Additional resource data available in each interaction

source.resource_id and source.identity_id fields have been added to each Managed Source interaction along with the .source.id in order to let you know which Managed Source resource (Page/Tag/user/etc) and access token was responsible for returning each specific interaction:

{
  ...
  "source": {
    "identity_id": "a7c92ff18bf46cbe18c78479722b867c",
    "resource_id": "26549c827cc4e2fae35b3ba6b15a5a61",
    "id": "6be34bab475640d597b922312d75c2e1"
  }
}

New source.resource_id CSDL target

As well as introducing the source.resource_id field in your output data, we are making this value filterable to allow you to filter specifically for interactions returned by a given Managed Source resource. See the source.resource_id target documentation for full details.

What's changed?

Smarter back-off for Facebook Pages Managed Sources

Facebook's API returns notifications when API requests made by access tokens generated by a specific app are approaching their request rate limit. We now acknowledge these notifications, and begin to back-off requests being made with these access tokens until these notifications go away.

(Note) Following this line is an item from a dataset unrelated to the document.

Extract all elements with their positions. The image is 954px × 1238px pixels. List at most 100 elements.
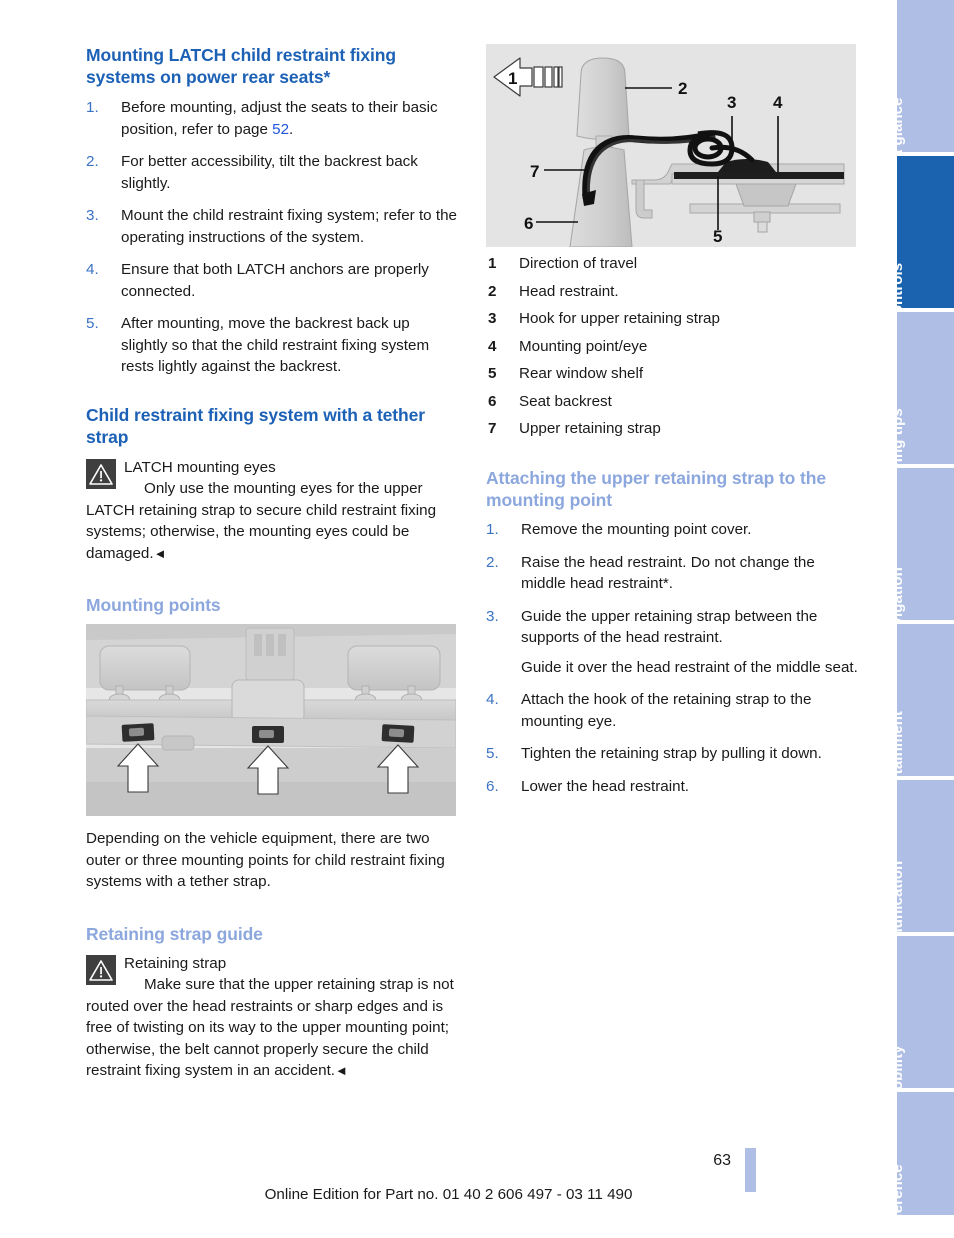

This behaviour has allowed us to reduce cases where all requests from that app have been rate-limited by Facebook. See Facebook's Rate Limiting documentation for full details.

More helpful log messages across all Managed Sources

We have reviewed and improved error and warning messages returned in your Managed Source logs.

Interactions are no longer incorrectly deduplicated

DataSift performs interaction deduplication to prevent you from receiving interactions more than once. However, there is an edge case in the older Managed Sources architecture which could lead to interactions being deduplicated incorrectly.

As an example, we'll work through a case where we are filtering for two Instagram tags to monitor a surfing competition; #RipcurlPro and #BellsBeach. There will be some posts which contain both of these tags. One post for example, may be from a fan and read "Enjoying the 2017 #RipcurlPro at #BellsBeach".

  • The older Managed Sources architecture will return this interaction the first time, and when it collects the interaction again by searching for the second tag, that interaction will be filtered out, and will not be delivered.
  • The newer Managed Sources architecture will deliver that interaction a second time, but will label it with the resource_id of the resource (Tag) responsible for returning that interaction (see the Additional resource data available in each interaction section for more information).

API changes

The API itself has not changed; you will still use the /source/* API endpoints to manage your Managed Sources. However, with the changes to the interaction subtypes you can request, we now provide a number of new parameters which can be requested for each source. The parameters objects used when creating Instagram and Facebook sources will now look like the following:

Facebook parameter options

{
  ...
  "parameters": {
    "posts_by_others": true,
    "comments": true,
    "comment_counts": true,
    "like_counts": true,
    "share_counts": true,
    "page_likes": true,
    "tagged": true
  }
}

Instagram parameter options

{
  ...
  "parameters": {
    "comments": true,
    "like_count": true,
    "comment_count": true
  }
}

What's been removed?

Individual "Like" interactions

For the purposes of performance enhancements, we have removed individual Like interactions. In some cases, we saw that up to 90% of our platform resources were working to fetch and process individual Like interactions.

Individual Like interactions were also unfortunately misleading in some cases; neither Instagram nor Facebook provide a timestamp on an individual Like interaction, so the only timestamp provided with these interactions was the time at which DataSift pulled the interaction. Individual Like interactions have been replaced with aggregate Like Count interactions, which help provide far more accurate tracking of Like counts over time for each post.